3. Als de inbreidingslocatie aan een van de volgende criteria voldoet dan wordt er een stedenbouwkundige visie voor het gebied opgesteld. De criteria zijn:

  • er is nu geen bebouwing of;

  • het perceel is groter dan 1500 m² of;

  • in de nieuwe situatie worden appartementen gebouwd of;

  • er vindt een functiewisseling plaats of;

  • er is of zijn binnen het plangebied monumenten (Rijks/gemeentelijk) aanwezig of ze bevinden zich binnen het zicht of directe nabijheid van het plangebied of;

  • bij beïnvloeding van het dorpsfront/dorpsaanzicht;

  • bij een vergroting van het aanwezige bouwvolume van 30% of meer.

In de stedenbouwkundige visie worden de thema’s behandeld die in bijlage 1 staan. Via de visie worden 2 alternatieven uitgewerkt. Is er geen sprake van één van de onderdelen van de criteria, dan hoeft geen stedenbouwkundige visie opgesteld te worden.

4. Vervolgens worden belanghebbenden (zoals bewoners, gebruikers en eigenaren van naastgelegen panden) door de particulier/projectontwikkelaar c.q. woningstichting geïnformeerd over de voorgestelde invulling al dan niet gebaseerd op een stedenbouwkundige visie. Door alle partijen vanaf het begin te betrekken bij het proces, kan de gemeenteraad een betere afweging maken bij het nemen van een besluit. De particulier/projectontwikkelaar c.q. woningstichting overlegt met de belanghebbenden zoals de omwonenden over de plannen. Daarbij wordt geprobeerd een haalbaar plan te ontwikkelen. Daarbij moet niet alleen naar de kwantiteit, maar ook naar de kwaliteit worden gekeken. Het wil namelijk niet altijd zeggen, dat een geringer aantal woningen de kwaliteit van de invulling van het perceel ten goede komt. Het is van belang dat partijen hiertussen een goed evenwicht vinden. De gemeente bepaalt wie deze belanghebbenden zijn door van te voren aan te geven welke omwonenden benaderd moeten worden voor de inloop-/informatiebijeenkomst. Verder controleert de gemeente via bijvoorbeeld een handtekeningenlijst of de omwonenden de plannen ook daadwerkelijk gezien hebben. Dit is namelijk een initiatief dat bij de ontwikkelaar van de locatie ligt. Het betekent niet dat men het er ook mee eens moet zijn. De ruimtelijke procedure geeft bezwaar- en beroepsmogelijkheden.
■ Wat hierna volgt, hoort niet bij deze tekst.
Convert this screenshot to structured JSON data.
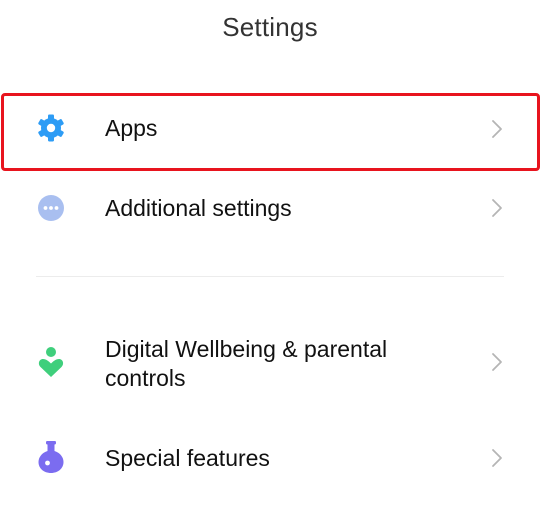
{
  "header": {
    "title": "Settings"
  },
  "items": [
    {
      "label": "Apps",
      "icon": "gear-icon",
      "icon_color": "#2d9cf5"
    },
    {
      "label": "Additional settings",
      "icon": "more-dots-icon",
      "icon_color": "#a9bff0"
    },
    {
      "label": "Digital Wellbeing & parental controls",
      "label_line1": "Digital Wellbeing & parental",
      "label_line2": "controls",
      "icon": "wellbeing-icon",
      "icon_color": "#3fcf7c"
    },
    {
      "label": "Special features",
      "icon": "flask-icon",
      "icon_color": "#7b6cf0"
    }
  ],
  "highlight_color": "#e8141e"
}
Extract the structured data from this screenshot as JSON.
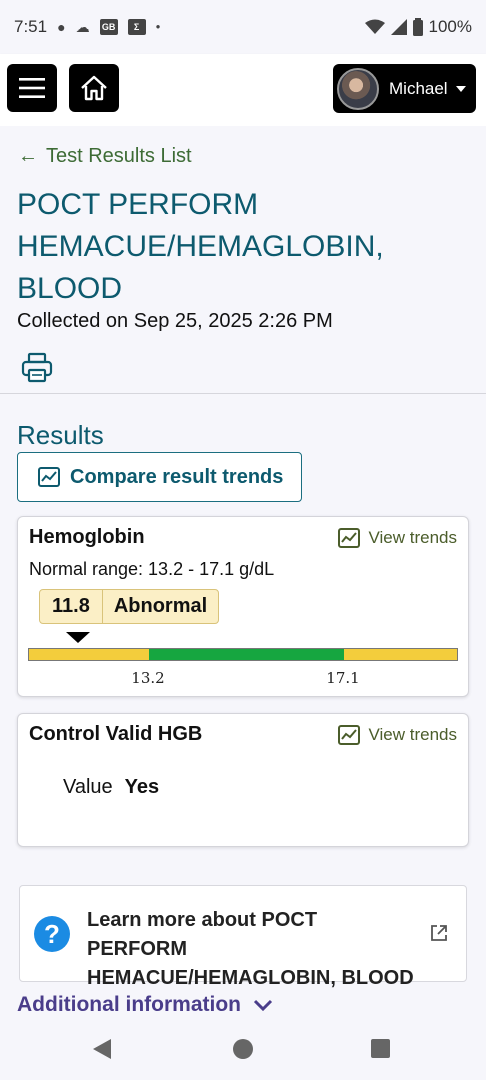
{
  "status_bar": {
    "time": "7:51",
    "notification_icons": [
      "chat-bubble-icon",
      "cloud-icon",
      "gb-icon",
      "sigma-icon",
      "dot-icon"
    ],
    "battery": "100%"
  },
  "topbar": {
    "user_name": "Michael"
  },
  "header": {
    "back_link": "Test Results List",
    "title": "POCT PERFORM HEMACUE/HEMAGLOBIN, BLOOD",
    "collected": "Collected on Sep 25, 2025 2:26 PM"
  },
  "results": {
    "heading": "Results",
    "compare_label": "Compare result trends",
    "cards": [
      {
        "title": "Hemoglobin",
        "view_trends": "View trends",
        "normal_range": "Normal range: 13.2 - 17.1 g/dL",
        "value": "11.8",
        "flag": "Abnormal",
        "range_low": 13.2,
        "range_high": 17.1,
        "tick_low": "13.2",
        "tick_high": "17.1",
        "scale_min": 10.8,
        "scale_max": 19.4,
        "colors": {
          "out_of_range": "#f3cd3c",
          "in_range": "#16a640"
        }
      },
      {
        "title": "Control Valid HGB",
        "view_trends": "View trends",
        "value_label": "Value",
        "value": "Yes"
      }
    ]
  },
  "learn_more": {
    "text": "Learn more about POCT PERFORM HEMACUE/HEMAGLOBIN, BLOOD"
  },
  "additional_info": "Additional information",
  "colors": {
    "title_teal": "#0d5a6e",
    "link_green": "#3d6b35",
    "accent_purple": "#4a3d8a",
    "help_blue": "#1b8be3"
  }
}
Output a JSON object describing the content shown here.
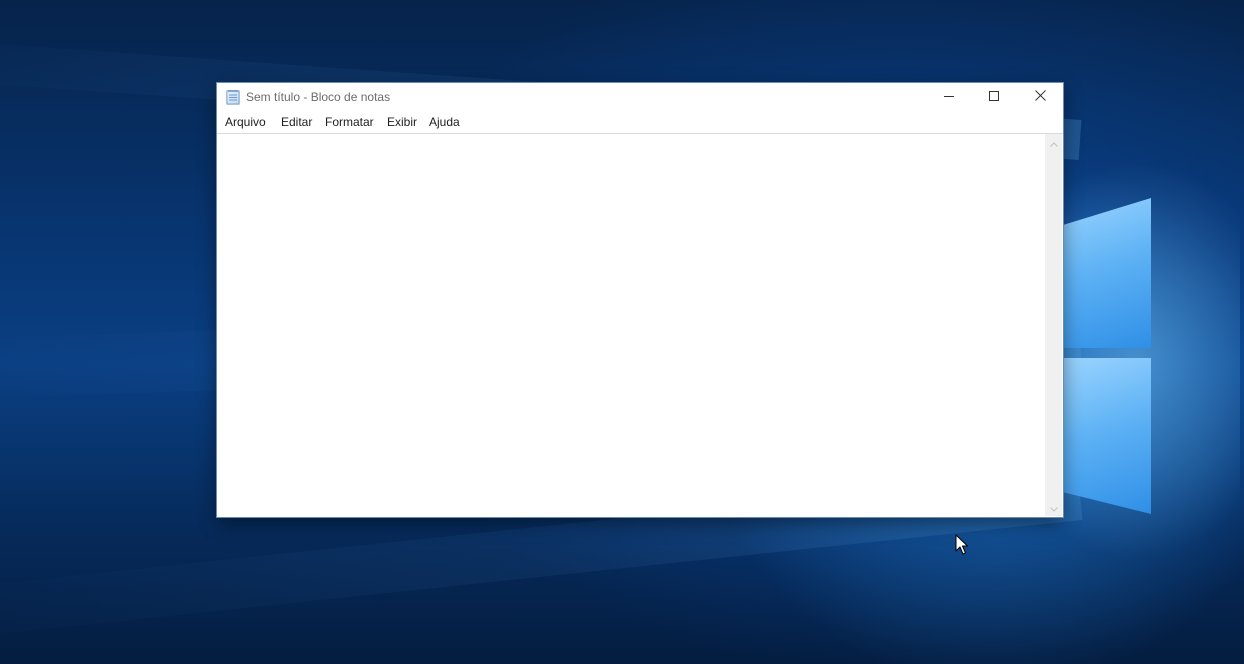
{
  "window": {
    "title": "Sem título - Bloco de notas",
    "app_icon": "notepad-icon",
    "controls": {
      "minimize_icon": "minimize-icon",
      "maximize_icon": "maximize-icon",
      "close_icon": "close-icon"
    }
  },
  "menu": {
    "items": [
      {
        "label": "Arquivo"
      },
      {
        "label": "Editar"
      },
      {
        "label": "Formatar"
      },
      {
        "label": "Exibir"
      },
      {
        "label": "Ajuda"
      }
    ]
  },
  "editor": {
    "content": ""
  },
  "scrollbar": {
    "up_icon": "chevron-up-icon",
    "down_icon": "chevron-down-icon"
  },
  "colors": {
    "desktop_blue": "#0a3f83",
    "logo_blue": "#5fb3f5",
    "window_bg": "#ffffff",
    "title_text": "#6b6b6b"
  }
}
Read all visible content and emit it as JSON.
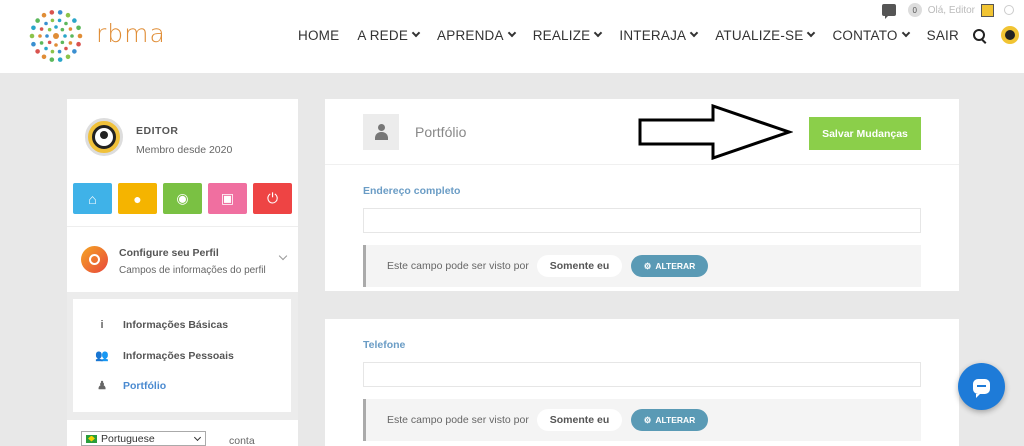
{
  "brand": {
    "name": "rbma"
  },
  "topbar": {
    "notif_count": "0",
    "user_label": "Olá, Editor"
  },
  "nav": {
    "items": [
      {
        "label": "HOME",
        "caret": false
      },
      {
        "label": "A REDE",
        "caret": true
      },
      {
        "label": "APRENDA",
        "caret": true
      },
      {
        "label": "REALIZE",
        "caret": true
      },
      {
        "label": "INTERAJA",
        "caret": true
      },
      {
        "label": "ATUALIZE-SE",
        "caret": true
      },
      {
        "label": "CONTATO",
        "caret": true
      },
      {
        "label": "SAIR",
        "caret": false
      }
    ]
  },
  "sidebar": {
    "profile_name": "EDITOR",
    "profile_since": "Membro desde 2020",
    "quick_icons": [
      {
        "name": "home-icon",
        "color": "#3fb2e8",
        "glyph": "⌂"
      },
      {
        "name": "user-icon",
        "color": "#f5b400",
        "glyph": "●"
      },
      {
        "name": "account-icon",
        "color": "#7ac143",
        "glyph": "◉"
      },
      {
        "name": "card-icon",
        "color": "#f06fa0",
        "glyph": "▣"
      },
      {
        "name": "power-icon",
        "color": "#ee4444",
        "glyph": "⏻"
      }
    ],
    "config_title": "Configure seu Perfil",
    "config_sub": "Campos de informações do perfil",
    "submenu": [
      {
        "label": "Informações Básicas",
        "icon": "info-icon",
        "glyph": "i",
        "active": false
      },
      {
        "label": "Informações Pessoais",
        "icon": "users-icon",
        "glyph": "👥",
        "active": false
      },
      {
        "label": "Portfólio",
        "icon": "person-icon",
        "glyph": "♟",
        "active": true
      }
    ],
    "language": "Portuguese",
    "partial_text": "conta"
  },
  "panel": {
    "title": "Portfólio",
    "save_label": "Salvar Mudanças",
    "fields": [
      {
        "label": "Endereço completo",
        "value": "",
        "visibility_text": "Este campo pode ser visto por",
        "visibility_value": "Somente eu",
        "change_label": "ALTERAR"
      },
      {
        "label": "Telefone",
        "value": "",
        "visibility_text": "Este campo pode ser visto por",
        "visibility_value": "Somente eu",
        "change_label": "ALTERAR"
      }
    ]
  },
  "colors": {
    "accent_green": "#8bcf4a",
    "accent_blue": "#5a9ab5",
    "label_blue": "#6a9cc5",
    "chat_blue": "#1e7bd8"
  }
}
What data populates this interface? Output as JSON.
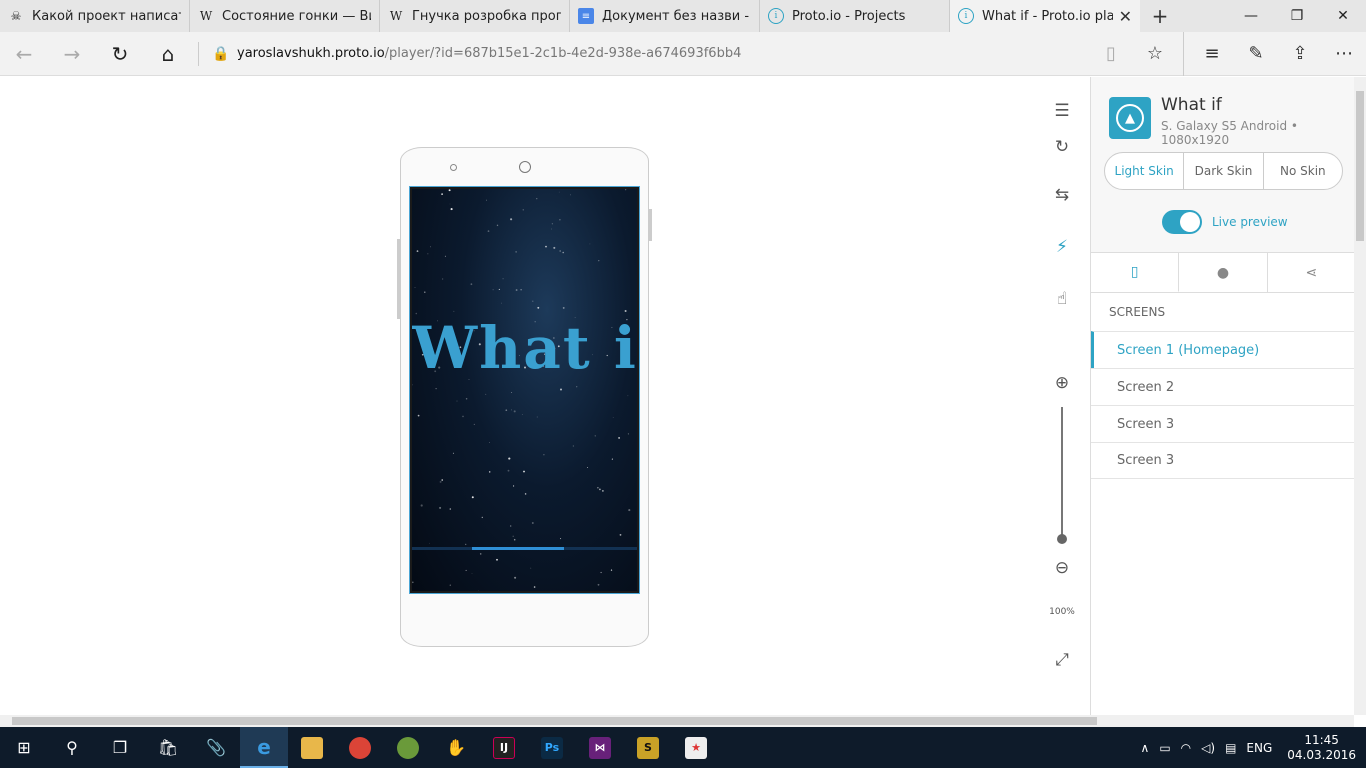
{
  "browser": {
    "tabs": [
      {
        "label": "Какой проект написать д",
        "icon": "pirate-icon"
      },
      {
        "label": "Состояние гонки — Вики",
        "icon": "wikipedia-icon"
      },
      {
        "label": "Гнучка розробка програм",
        "icon": "wikipedia-icon"
      },
      {
        "label": "Документ без назви - Go",
        "icon": "google-docs-icon"
      },
      {
        "label": "Proto.io - Projects",
        "icon": "protoio-icon"
      },
      {
        "label": "What if - Proto.io play",
        "icon": "protoio-icon",
        "active": true
      }
    ],
    "url_domain": "yaroslavshukh.proto.io",
    "url_path": "/player/?id=687b15e1-2c1b-4e2d-938e-a674693f6bb4"
  },
  "prototype": {
    "screen_title": "What if",
    "progress": 0.4
  },
  "tools": {
    "zoom_label": "100%"
  },
  "panel": {
    "app_title": "What if",
    "device": "S. Galaxy S5 Android • 1080x1920",
    "skins": [
      "Light Skin",
      "Dark Skin",
      "No Skin"
    ],
    "selected_skin": "Light Skin",
    "live_preview_label": "Live preview",
    "live_preview_on": true,
    "screens_heading": "SCREENS",
    "screens": [
      "Screen 1 (Homepage)",
      "Screen 2",
      "Screen 3",
      "Screen 3"
    ],
    "selected_screen": 0
  },
  "taskbar": {
    "lang": "ENG",
    "time": "11:45",
    "date": "04.03.2016"
  },
  "colors": {
    "accent": "#2ea3c4",
    "taskbar": "#0e1b2a"
  }
}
5. Het college beslist daarna definitief of de voorgestelde invulling (al dan niet aangepast door de reacties van belanghebbenden) voor vaststelling wordt aangeboden aan de gemeenteraad. Als dit het geval is, dan kan de gemeenteraad alsnog beslissen om niet mee te werken aan het plan op basis van andere inzichten. Ook heeft de gemeenteraad de vrijheid om het verzoek alsnog te agenderen voor zijn vergadering als het college niet wil meewerken.

6. Na de vaststelling van de stedenbouwkundige invulling door de gemeenteraad worden de gesprekken met de initiatiefnemer voortgezet. Daarbij komen de ruimtelijke procedure met de ruimtelijke onderbouwing, de kosten voor externe onderzoeken en planschade aan de orde. Vaak moeten schetsen aangepast worden (bijvoorbeeld de hoogte of de bouwdichtheid) door de besluitvorming van het college, de gemeenteraad of het overleg met belanghebbenden. Voor het verkrijgen van overeenstemming is er sprake van maatwerk. Het resultaat en de tijd die deze fase in beslag neemt, kan daardoor per project verschillen.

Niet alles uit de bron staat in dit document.